Publié le Mardi 29 novembre 2016 à 10h51.

Le « récit national » : une histoire réactionnaire au service des dominants

François Fillon ayant voulu se présenter comme le champion d’une droite qui veut « réécrire les programmes d’Histoire avec l’idée de les concevoir comme un récit national », Nicolas Sarkozy a aussitôt fait un pas de plus, en assurant que « dès que vous devenez Français, vos ancêtres sont Gaulois ». L’identité nationale a ainsi fait son grand retour dans le débat politique, non sans recevoir les encouragements de Jean-Luc Mélenchon qui a cru nécessaire d’en rajouter une couche, en affirmant qu’« à partir du moment où l’on est Français, on adopte le récit national »…

 

Si le retour à cette vieille conception nationale de l’histoire est scientifiquement incongru, il constitue surtout le fondement d’un nouvel ordre réactionnaire que l’ensemble du mouvement ouvrier doit combattre sans hésitation.

 

Le concept charnel de nation

L’histoire entretient des relations aussi anciennes qu’étroites avec le concept de nation. De l’Afrique des griots à la Grèce d’Homère, il n’est en effet pas de nation en construction qui ne se soit cristallisée autour du souvenir épique des grands ancêtres. Les vieux récits oraux qui, à l’exemple des chansons de geste ou des sagas, transmettaient la mémoire des ancêtres fondateurs, ont progressivement fait place aux chroniqueurs royaux, puis aux historiographes modernes, sans qu’aucune solution de continuité ne puisse être identifiée dans la construction de la mémoire nationale. Rares sont donc aujourd’hui les nations qui ne disposent d’un « roman national », dont les postulats remontent souvent à des temps très anciens, puisque leur premier noyau est inséparable du processus d’ethnogenèse qui a permis la mise en place des premières constructions nationales.
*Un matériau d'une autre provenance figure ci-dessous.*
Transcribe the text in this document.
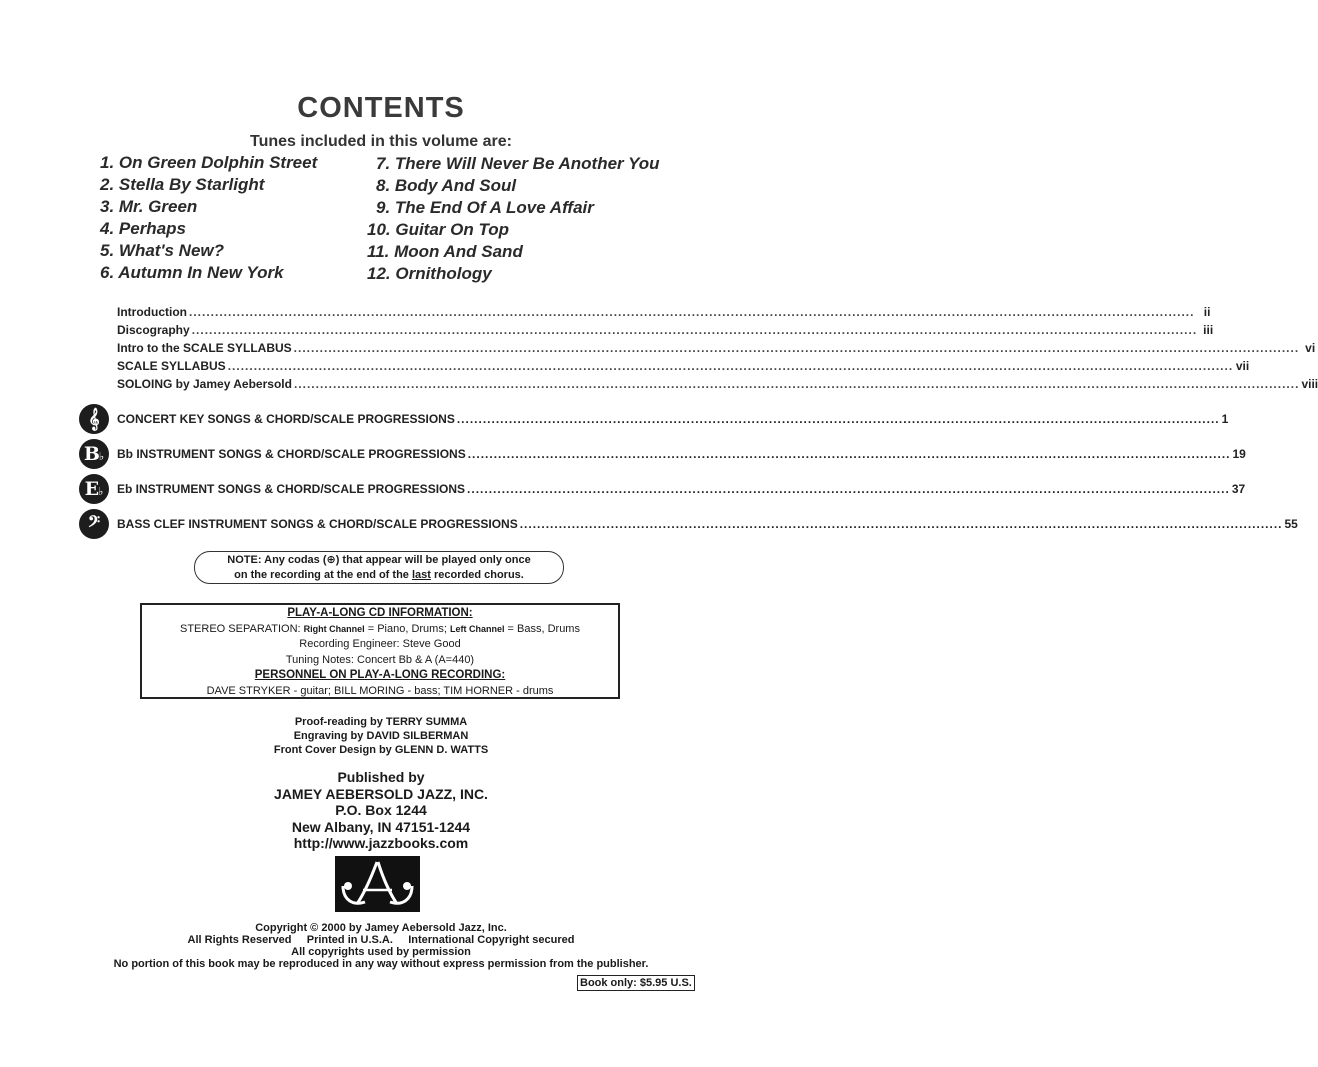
CONTENTS
Tunes included in this volume are:
1. On Green Dolphin Street
2. Stella By Starlight
3. Mr. Green
4. Perhaps
5. What's New?
6. Autumn In New York
7. There Will Never Be Another You
8. Body And Soul
9. The End Of A Love Affair
10. Guitar On Top
11. Moon And Sand
12. Ornithology
Introduction .....	ii
Discography .....	iii
Intro to the SCALE SYLLABUS .....	vi
SCALE SYLLABUS .....	vii
SOLOING by Jamey Aebersold .....	viii
𝄞 CONCERT KEY SONGS & CHORD/SCALE PROGRESSIONS .....	1
B ♭ Bb INSTRUMENT SONGS & CHORD/SCALE PROGRESSIONS .....	19
E ♭ Eb INSTRUMENT SONGS & CHORD/SCALE PROGRESSIONS .....	37
𝄢 BASS CLEF INSTRUMENT SONGS & CHORD/SCALE PROGRESSIONS .....	55
NOTE: Any codas (⊕) that appear will be played only once
on the recording at the end of the last recorded chorus.
PLAY-A-LONG CD INFORMATION:
STEREO SEPARATION: Right Channel = Piano, Drums; Left Channel = Bass, Drums
Recording Engineer: Steve Good
Tuning Notes: Concert Bb & A (A=440)
PERSONNEL ON PLAY-A-LONG RECORDING:
DAVE STRYKER - guitar; BILL MORING - bass; TIM HORNER - drums
Proof-reading by TERRY SUMMA
Engraving by DAVID SILBERMAN
Front Cover Design by GLENN D. WATTS
Published by
JAMEY AEBERSOLD JAZZ, INC.
P.O. Box 1244
New Albany, IN 47151-1244
http://www.jazzbooks.com
Copyright © 2000 by Jamey Aebersold Jazz, Inc.
All Rights Reserved     Printed in U.S.A.     International Copyright secured
All copyrights used by permission
No portion of this book may be reproduced in any way without express permission from the publisher.
Book only: $5.95 U.S.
Historiquement, les nations se sont pensées comme des constructions charnelles. Le vocabulaire en témoigne dans la mesure où des termes comme génos ou gens, qui en grec et en latin constituent les équivalents les plus proches de ce que nous appellerions aujourd’hui la nation, dérivent d’une racine indoeuropéenne qui renvoie à la naissance. Cette même étymologie caractérise tous les termes qui définissent la nation. Le français « nation » n’est ainsi que la transcription française du latin natio, qui signifie « naissance ». Les langues slaves utilisent pour désigner la nation le terme de národ ou l’un de ses dérivés qui lui aussi renvoie à la naissance, comme en témoigne encore aujourd’hui l’existence en tchèque du verbe národit (= naître). Hors du domaine indo-européen, il n’en va pas différemment, puisque le terme umma, qui constitue dans l’arabe coranique l’équivalent le plus proche de notre terme de nation, est par exemple forgé sur la racine umm (= mère).
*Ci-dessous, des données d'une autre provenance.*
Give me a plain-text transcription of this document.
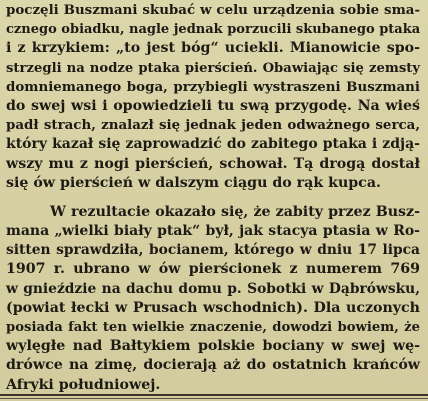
poczęli Buszmani skubać w celu urządzenia sobie sma-
cznego obiadku, nagle jednak porzucili skubanego ptaka
i z krzykiem: „to jest bóg“ uciekli. Mianowicie spo-
strzegli na nodze ptaka pierścień. Obawiając się zemsty
domniemanego boga, przybiegli wystraszeni Buszmani
do swej wsi i opowiedzieli tu swą przygodę. Na wieś
padł strach, znalazł się jednak jeden odważnego serca,
który kazał się zaprowadzić do zabitego ptaka i zdją-
wszy mu z nogi pierścień, schował. Tą drogą dostał
się ów pierścień w dalszym ciągu do rąk kupca.
W rezultacie okazało się, że zabity przez Busz-
mana „wielki biały ptak“ był, jak stacya ptasia w Ro-
sitten sprawdziła, bocianem, którego w dniu 17 lipca
1907 r. ubrano w ów pierścionek z numerem 769
w gnieździe na dachu domu p. Sobotki w Dąbrówsku,
(powiat łecki w Prusach wschodnich). Dla uczonych
posiada fakt ten wielkie znaczenie, dowodzi bowiem, że
wylęgłe nad Bałtykiem polskie bociany w swej wę-
drówce na zimę, docierają aż do ostatnich krańców
Afryki południowej.
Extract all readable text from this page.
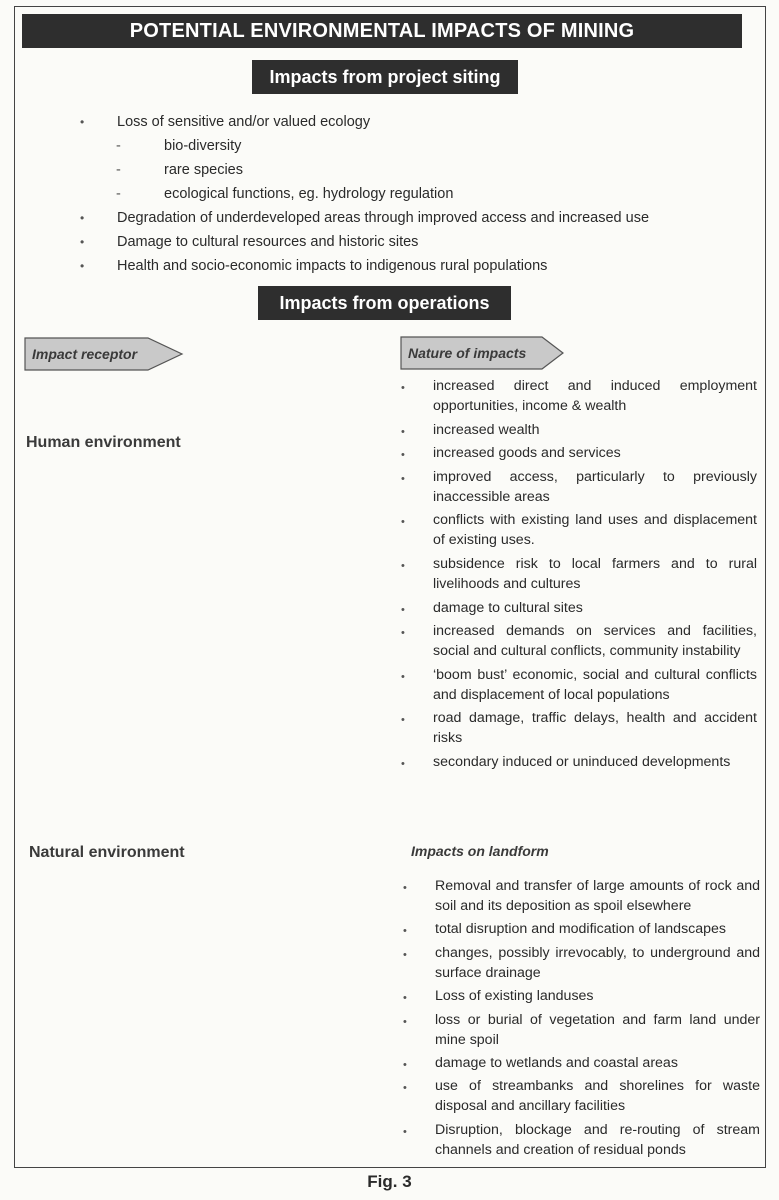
POTENTIAL ENVIRONMENTAL IMPACTS OF MINING
Impacts from project siting
• Loss of sensitive and/or valued ecology
-	bio-diversity
-	rare species
-	ecological functions, eg. hydrology regulation
• Degradation of underdeveloped areas through improved access and increased use
• Damage to cultural resources and historic sites
• Health and socio-economic impacts to indigenous rural populations
Impacts from operations
Impact receptor	Nature of impacts
Human environment
• increased direct and induced employment opportunities, income & wealth
• increased wealth
• increased goods and services
• improved access, particularly to previously inaccessible areas
• conflicts with existing land uses and displacement of existing uses.
• subsidence risk to local farmers and to rural livelihoods and cultures
• damage to cultural sites
• increased demands on services and facilities, social and cultural conflicts, community instability
• ‘boom bust’ economic, social and cultural conflicts and displacement of local populations
• road damage, traffic delays, health and accident risks
• secondary induced or uninduced developments
Natural environment	Impacts on landform
• Removal and transfer of large amounts of rock and soil and its deposition as spoil elsewhere
• total disruption and modification of landscapes
• changes, possibly irrevocably, to underground and surface drainage
• Loss of existing landuses
• loss or burial of vegetation and farm land under mine spoil
• damage to wetlands and coastal areas
• use of streambanks and shorelines for waste disposal and ancillary facilities
• Disruption, blockage and re-routing of stream channels and creation of residual ponds
Fig. 3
Comme en témoignent ces étymologies, la nation s’est donc originellement pensée comme un regroupement de gens issus d’une même naissance, autrement dit comme un groupe issu d’un ancêtre commun. Un peu comme le concept de « patrie », qui renvoie quant à lui étymologiquement à la terre des pères, la nation porte par ses origines un caractère charnel, ce qui explique qu’elle puisse si facilement se charger d’émotion. Il devient en effet beaucoup plus facile d’exiger d’un homme de mourir pour la défense nationale, s’il pense se sacrifier pour ce qu’il perçoit peu ou prou comme sa parenté de sang.

 

L’histoire comme idéologie nationale

Dans les faits, aucune nation ne constitue toutefois une communauté charnelle. Les ethnogénéticiens ont ainsi démontré que, bien que l’isolement d’une nation peut, en favorisant l’endogamie, lui permettre d’acquérir avec le temps des caractères génétiques communs, aucune des nations existantes ne descend d’un groupe ethniquement homogène. Les historiens ont, quant à eux, montré que les nations ne sont pas issues de la longue expansion des vieux liens tribaux, mais d’un processus politique rapide au cours duquel un chef soumet des populations disparates.
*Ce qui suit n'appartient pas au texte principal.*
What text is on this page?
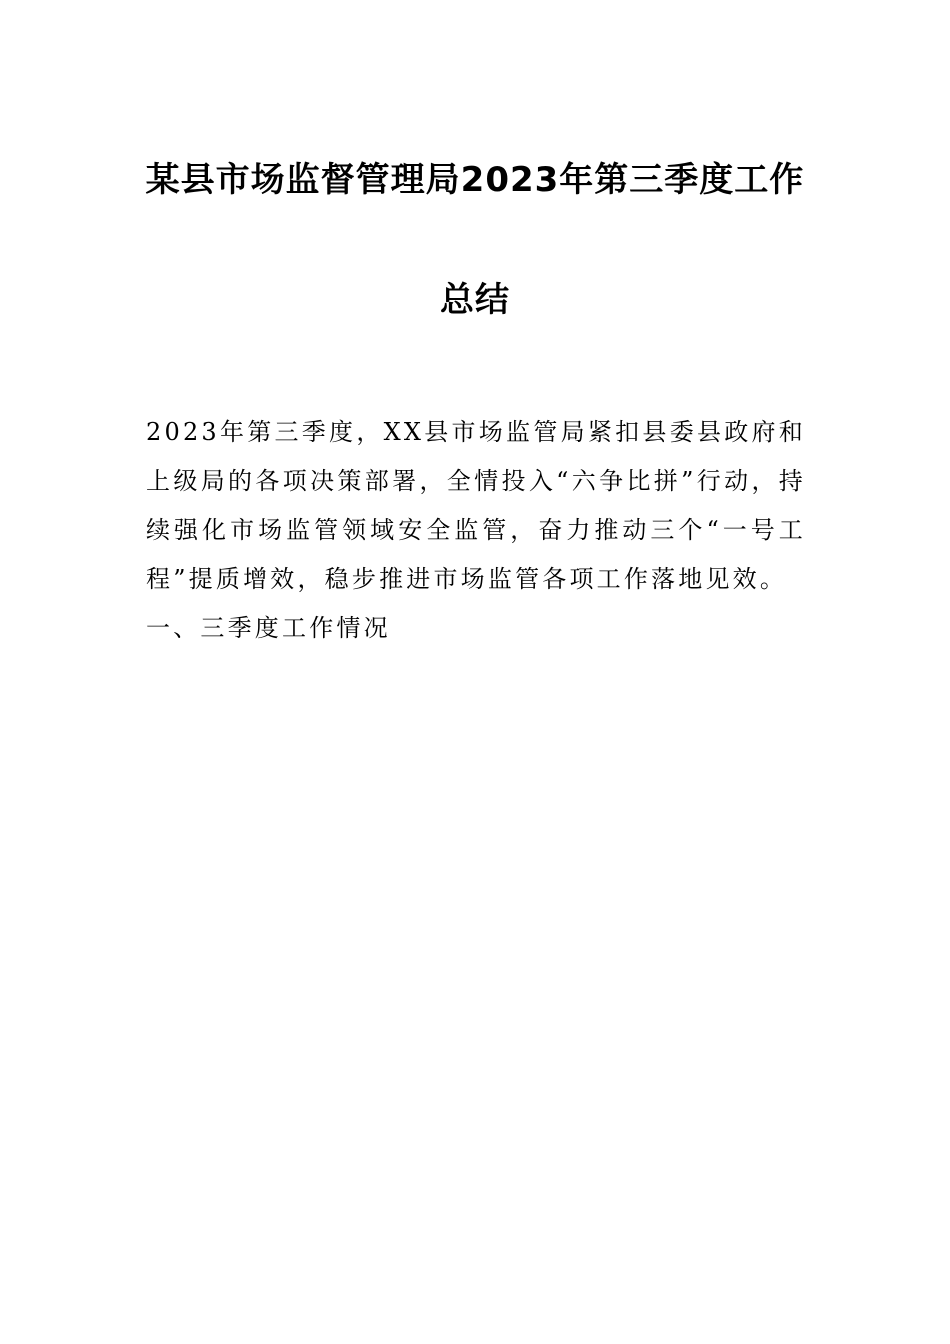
某县市场监督管理局2023年第三季度工作
总结

2023年第三季度，XX县市场监管局紧扣县委县政府和上级局的各项决策部署，全情投入“六争比拼”行动，持续强化市场监管领域安全监管，奋力推动三个“一号工程”提质增效，稳步推进市场监管各项工作落地见效。

一、三季度工作情况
Ainsi, les proto-nations germaniques, comme les Wisigoths, les Burgondes ou les Francs, étaient originellement constituées par des groupes ethniquement hétérogènes, dont les contours pouvaient évoluer très rapidement en fonction des succès ou des défaites de leurs chefs. Les Francs ne constituaient par exemple qu’un ensemble de tribus diverses dont l’unité nationale ne reposa guère que sur le fait que Clovis les contraignit à se soumettre à son autorité. En d’autres termes, l’unité nationale n’est pas originellement fondée sur un lien de sang, mais sur le partage d’un même rapport de domination.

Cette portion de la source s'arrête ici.